Principles of Axial Polarity-Driven Vascular Patterning
Funding Agency: European Commission
Funding Programme. Horizon 2020
Project Reference: 679368
Start Date: 2016.09.01
Duration: 60 months
Total Investment: EUR 1 618 750 (EU contribution: EUR 1 618 750)
Project Coordinator: Cláudio Areias Franco
Project Beneficiaries: Instituto de Medicina Molecular João Lobo Antunes (iMM), Portugal
This project has received funding from the European Union’s Horizon 2020 research and innovation programme under grant agreement No 679368.
The formation of a functional patterned vascular network is essential for development, tissue growth and organ physiology. Several human vascular disorders arise from the mis-patterning of blood vessels, such as arteriovenous malformations, aneurysms and diabetic retinopathy. Although blood flow is recognised as a stimulus for vascular patterning, very little is known about the molecular mechanisms that regulate endothelial cell behaviour in response to flow and promote vascular patterning.
Recently, we uncovered that endothelial cells migrate extensively in the immature vascular network, and that endothelial cells polarise against the blood flow direction. Here, we put forward the hypothesis that vascular patterning is dependent on the polarisation and migration of endothelial cells against the flow direction, in a continuous flux of cells going from low-shear stress to high-shear stress regions.

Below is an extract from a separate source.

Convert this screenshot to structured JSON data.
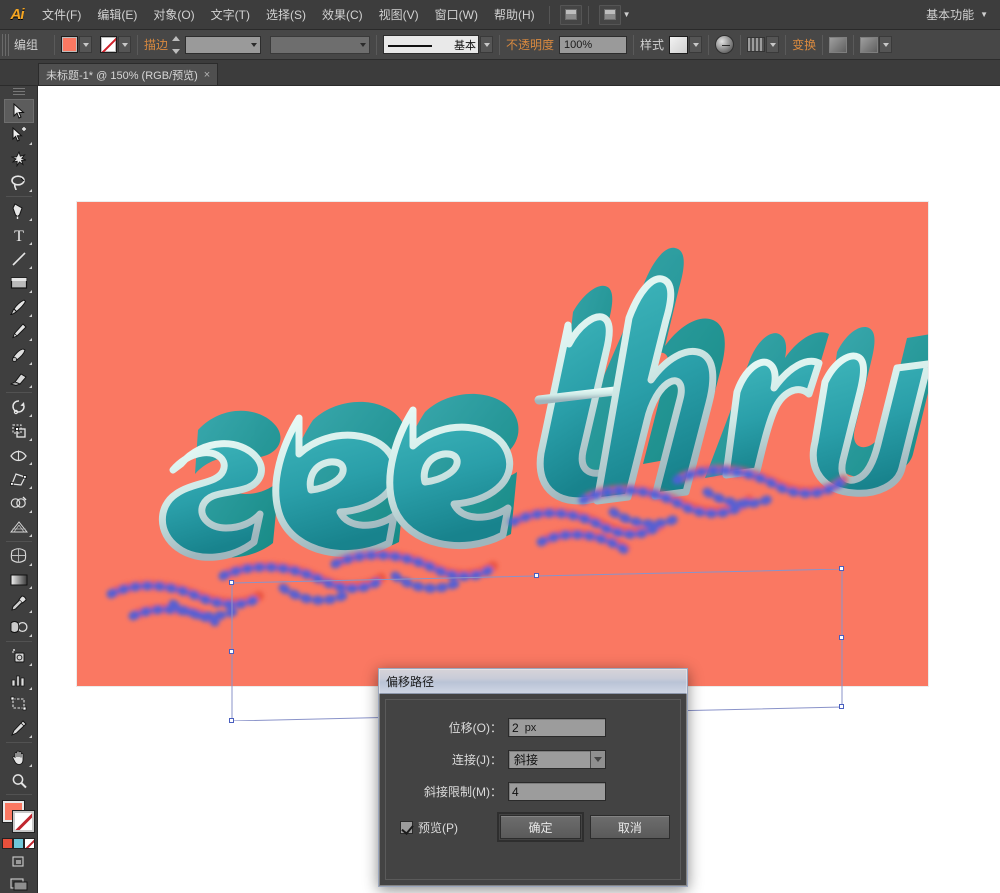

We will establish new reporter mouse lines to observe and manipulate endothelial polarity in vivo in order to investigate how polarisation and coordination of endothelial cells movements are orchestrated to generate vascular patterning. We will manipulate cell polarity using mouse models to understand the importance of cell polarisation in vascular patterning. Also, using a unique zebrafish line allowing analysis of endothelial cell polarity, we will perform a screen to identify novel regulators of vascular patterning. Finally, we will explore the hypothesis that defective flow-dependent endothelial polarisation underlies arteriovenous malformations using two genetic models.